The pilot departed on runway 12, and conducted his first approach to runway 26. He abandoned that approach, when the airplane was about 200 feet above ground level (agl), and climbed back up to pattern altitude for another approach. This time, based on the winds, he maneuvered for a landing on runway 12. While in the flare at approximately 10 feet agl, a gust from the right side disturbed the airplane, and the pilot applied power to go-around. He heard the left engine "spool down," and confirmed that via the engine instrument indications. The gust disturbance and power loss caused the airplane to track towards the airliners stored at MHV, and the pilot found himself headed for a parked B-747. He maintained approximately 30-40% thrust on the right engine to clear the B-747, but he was unable to correct the directional slew with full aileron/rudder controls. The airplane cleared the parked B-747 but impacted a structure and the ground shortly thereafter.

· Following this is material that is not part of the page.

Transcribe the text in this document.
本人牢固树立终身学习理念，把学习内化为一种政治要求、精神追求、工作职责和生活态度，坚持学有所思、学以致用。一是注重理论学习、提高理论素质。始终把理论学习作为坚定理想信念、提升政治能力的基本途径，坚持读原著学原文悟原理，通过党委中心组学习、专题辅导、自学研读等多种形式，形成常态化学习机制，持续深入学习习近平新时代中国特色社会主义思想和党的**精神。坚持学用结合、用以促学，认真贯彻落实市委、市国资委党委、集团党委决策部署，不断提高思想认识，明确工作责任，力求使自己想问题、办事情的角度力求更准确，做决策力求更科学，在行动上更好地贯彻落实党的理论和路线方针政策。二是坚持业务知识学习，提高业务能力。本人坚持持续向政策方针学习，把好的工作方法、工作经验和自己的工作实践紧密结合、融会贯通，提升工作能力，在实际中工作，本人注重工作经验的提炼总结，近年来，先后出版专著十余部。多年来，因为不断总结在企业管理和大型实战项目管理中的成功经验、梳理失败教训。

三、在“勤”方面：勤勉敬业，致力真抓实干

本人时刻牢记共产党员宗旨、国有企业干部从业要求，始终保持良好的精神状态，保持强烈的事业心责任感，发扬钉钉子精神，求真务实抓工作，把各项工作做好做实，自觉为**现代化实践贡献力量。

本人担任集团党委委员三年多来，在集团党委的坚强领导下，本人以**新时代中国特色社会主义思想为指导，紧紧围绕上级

The pilot held a commercial pilot certificate with multiple ratings. He reported that he had about 1,650 total hours of flight experience, including about 0.8 hours in the accident airplane make and model. His most recent flight review was completed in May 2015, and his most recent Federal Aviation Administration (FAA) second-class medical certificate was issued in September 2015.

FAA information indicated that the airplane was built by the pilot, and registered to him in February 2016. The pilot reported that the airplane was equipped with two Czech-manufactured PBS-TJ40 turbine engines, and that the engines were FADEC (full authority digital engine control) equipped.

The MHV 1520 automated weather observation included winds from 210 degrees at 15 knots, visibility 10 miles, clear skies, temperature 32 degrees C, dew point minus 2 degrees C, and an altimeter setting of 29.95 inches of mercury. The 1540 winds were reported as being from 220 degrees at 18 knots.